# FEATURE ENGINEERING

## FEW CONCEPTS

### what mean by timestamps and inertial signals ?


Inertial signals are measurements from sensors like accelerometers and gyroscopes that capture motion—specifically linear acceleration and angular velocity. In the UCI HAR dataset, these include signals such as body acceleration, gyroscope data, and total acceleration along the X, Y, and Z axes. That gives a total of 9 signals.

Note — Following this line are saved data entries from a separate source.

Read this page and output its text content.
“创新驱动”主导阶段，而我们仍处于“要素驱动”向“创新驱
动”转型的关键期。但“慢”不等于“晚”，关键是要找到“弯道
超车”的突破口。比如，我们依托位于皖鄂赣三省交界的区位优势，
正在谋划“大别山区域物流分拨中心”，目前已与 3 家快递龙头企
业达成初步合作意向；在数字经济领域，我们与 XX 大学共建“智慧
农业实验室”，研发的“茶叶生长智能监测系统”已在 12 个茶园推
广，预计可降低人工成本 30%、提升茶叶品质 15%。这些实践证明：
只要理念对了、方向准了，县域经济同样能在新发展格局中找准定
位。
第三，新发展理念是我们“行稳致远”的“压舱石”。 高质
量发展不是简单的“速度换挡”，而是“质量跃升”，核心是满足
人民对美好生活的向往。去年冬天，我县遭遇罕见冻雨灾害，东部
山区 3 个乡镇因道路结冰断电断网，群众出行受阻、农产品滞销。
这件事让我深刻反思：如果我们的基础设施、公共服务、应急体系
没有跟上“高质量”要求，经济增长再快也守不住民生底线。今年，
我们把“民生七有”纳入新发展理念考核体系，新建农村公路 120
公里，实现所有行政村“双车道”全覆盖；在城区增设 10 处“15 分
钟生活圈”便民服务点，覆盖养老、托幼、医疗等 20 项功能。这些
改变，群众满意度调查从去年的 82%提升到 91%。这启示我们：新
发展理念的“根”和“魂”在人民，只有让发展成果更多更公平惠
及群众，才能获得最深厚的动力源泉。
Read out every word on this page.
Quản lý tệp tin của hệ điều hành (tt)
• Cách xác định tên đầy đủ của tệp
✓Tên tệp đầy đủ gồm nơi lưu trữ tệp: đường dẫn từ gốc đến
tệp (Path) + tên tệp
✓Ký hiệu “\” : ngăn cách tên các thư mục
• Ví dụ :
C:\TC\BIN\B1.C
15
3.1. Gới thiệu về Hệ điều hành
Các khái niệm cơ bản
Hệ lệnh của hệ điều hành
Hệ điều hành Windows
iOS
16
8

Time stamps refer to the sequence of measurements taken over time. The dataset is divided into windows of 2.56 seconds, sampled at 50 Hz, meaning each window contains 128 time steps. So, for each sample, you have 128 values for each of the 9 signals, forming a matrix of shape (128, 9) per sample.


### reason for shape ?


the shape `(10299, 128, 9)` is **correct** for the UCI HAR Dataset **Inertial Signals** when processed properly. Here's what each dimension means:

* `10299`: Total number of samples (train + test combined: 7352 train + 2947 test)
* `128`: Each sample is a time window of 128 readings (time steps)
* `9`: There are **9 inertial signal features**:
  * Total Acc: `body_acc_x/y/z`
  * Body Acc: `body_gyro_x/y/z`
  * Jerk: `total_acc_x/y/z`

### 📊 Why the **train_data has 561 features**:



- The 561 features come from **hand-crafted feature extraction** on the raw signal data.
⚙️ Step-by-step:

1. **Raw data shape** (after stacking `Inertial Signals`):

   * Shape = `(7352, 128, 9)` for training
   * Raw signal from accelerometer + gyroscope in time windows.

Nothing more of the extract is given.